Check and Clean Your Baby's Teeth:
Healthy teeth should be all one color. If you see spots or stains on the teeth, take your baby to your dentist. As soon as your child has a tooth begin to use a smear (size of a grain of rice) of fluoride toothpaste. Clean the teeth at least twice a day. It's best to clean them right after breakfast and before bedtime. Once your child turns 3 you can begin to use a pea-sized amount of fluoride toothpaste. When your child is able, teach him to spit out the excess toothpaste, but don't rinse with water. As your child gets older let her use her own toothbrush. It is best if you put the toothpaste on the toothbrush until your child is about age 6. Until children are 7 or 8 years old, you will need to help them brush. Try brushing their teeth first and then letting them finish.
Feed Your Baby Healthy Food: Choose drinks and foods that do not have a lot of sugar in them. Give your child fruits and vegetables instead of candy and cookies. Be careful with dried fruits, such as raisins, since they easily stick to the grooves of the teeth and can cause cavities if not thoroughly brushed off the teeth.
Prevent Tooth Decay: Do not put your baby to bed with a bottle at night or at naptime. (If you do put your baby to bed with a bottle, fill it only with water). Milk, formula, juices and other sweet drinks, such as soda, all have sugar in them. Sucking on a bottle filled with liquids that have sugar in them can cause tooth decay. During the day, do not give your baby a bottle filled with sweet drinks to use like a pacifier. If your baby uses a pacifier, do not dip it in anything sweet like sugar or honey. Near his first birthday, you should teach your child to drink from a cup instead of a bottle.
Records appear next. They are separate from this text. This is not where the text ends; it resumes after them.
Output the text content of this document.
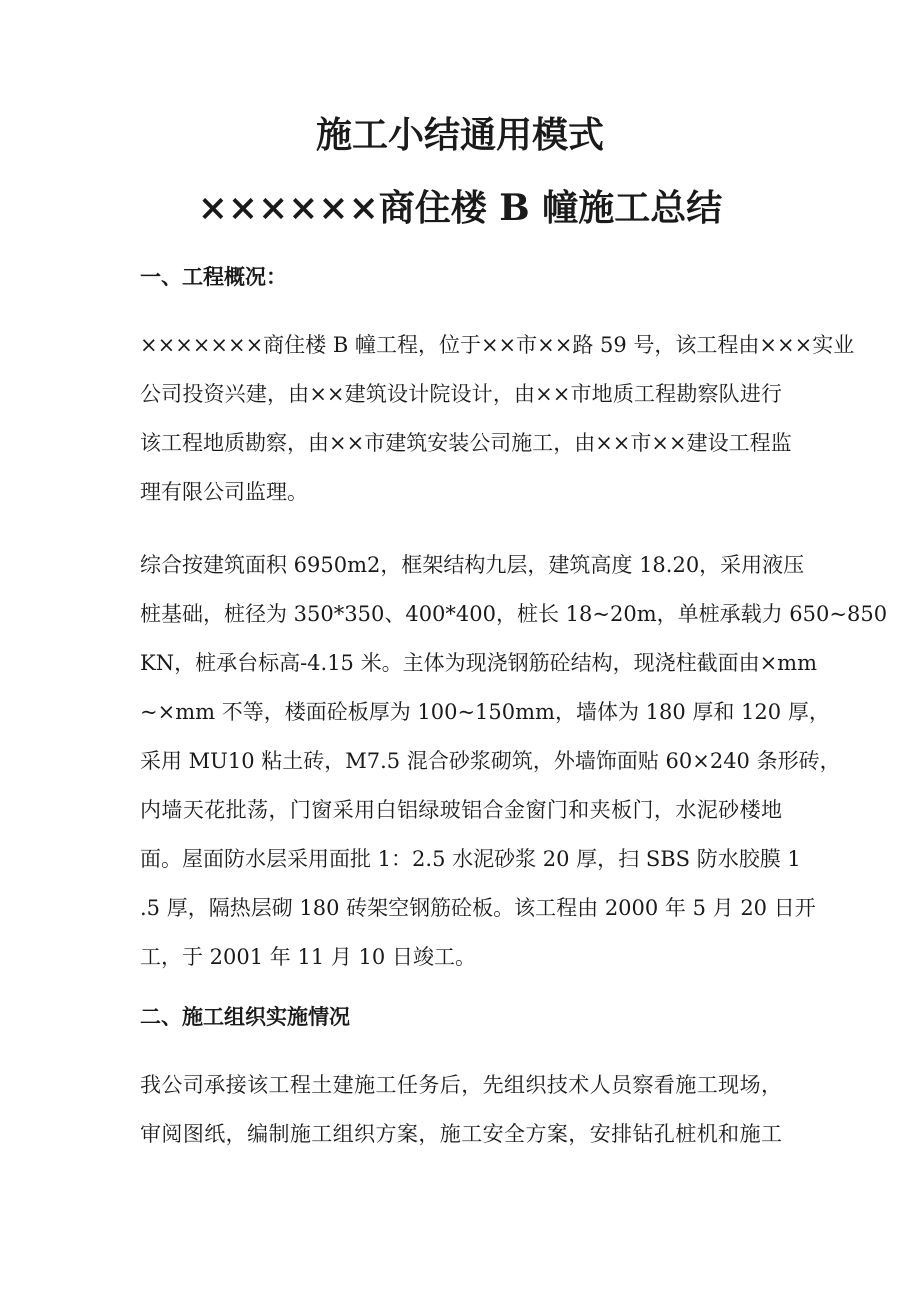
施工小结通用模式
××××××商住楼 B 幢施工总结
一、工程概况：
×××××××商住楼 B 幢工程，位于××市××路 59 号，该工程由×××实业
公司投资兴建，由××建筑设计院设计，由××市地质工程勘察队进行
该工程地质勘察，由××市建筑安装公司施工，由××市××建设工程监
理有限公司监理。
综合按建筑面积 6950m2，框架结构九层，建筑高度 18.20，采用液压
桩基础，桩径为 350*350、400*400，桩长 18~20m，单桩承载力 650~850
KN，桩承台标高-4.15 米。主体为现浇钢筋砼结构，现浇柱截面由×mm
~×mm 不等，楼面砼板厚为 100~150mm，墙体为 180 厚和 120 厚，
采用 MU10 粘土砖，M7.5 混合砂浆砌筑，外墙饰面贴 60×240 条形砖，
内墙天花批荡，门窗采用白铝绿玻铝合金窗门和夹板门，水泥砂楼地
面。屋面防水层采用面批 1：2.5 水泥砂浆 20 厚，扫 SBS 防水胶膜 1
.5 厚，隔热层砌 180 砖架空钢筋砼板。该工程由 2000 年 5 月 20 日开
工，于 2001 年 11 月 10 日竣工。
二、施工组织实施情况
我公司承接该工程土建施工任务后，先组织技术人员察看施工现场，
审阅图纸，编制施工组织方案，施工安全方案，安排钻孔桩机和施工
Talk With Your Pediatrician About Making a Dental Home: Since your pediatrician will be seeing your baby from the first days and weeks of life, plan to discuss when and how you should later develop a "dental home"—a dentist who can give consistent, high-quality, professional care—just as you have a "medical home" with your pediatrician. Usually, your dentist will want to see a child by his first birthday or within six months of the first tooth's emergence. At this first visit, your dentist can easily check your child's teeth and determine the frequency of future dental checkups.
Adapted from Healthy Children Magazine, Winter 2007
The information contained on this post should not be used as a substitute for the medical care and advice of your pediatrician. There may be variations in treatment that your pediatrician may recommend based on individual facts and circumstances.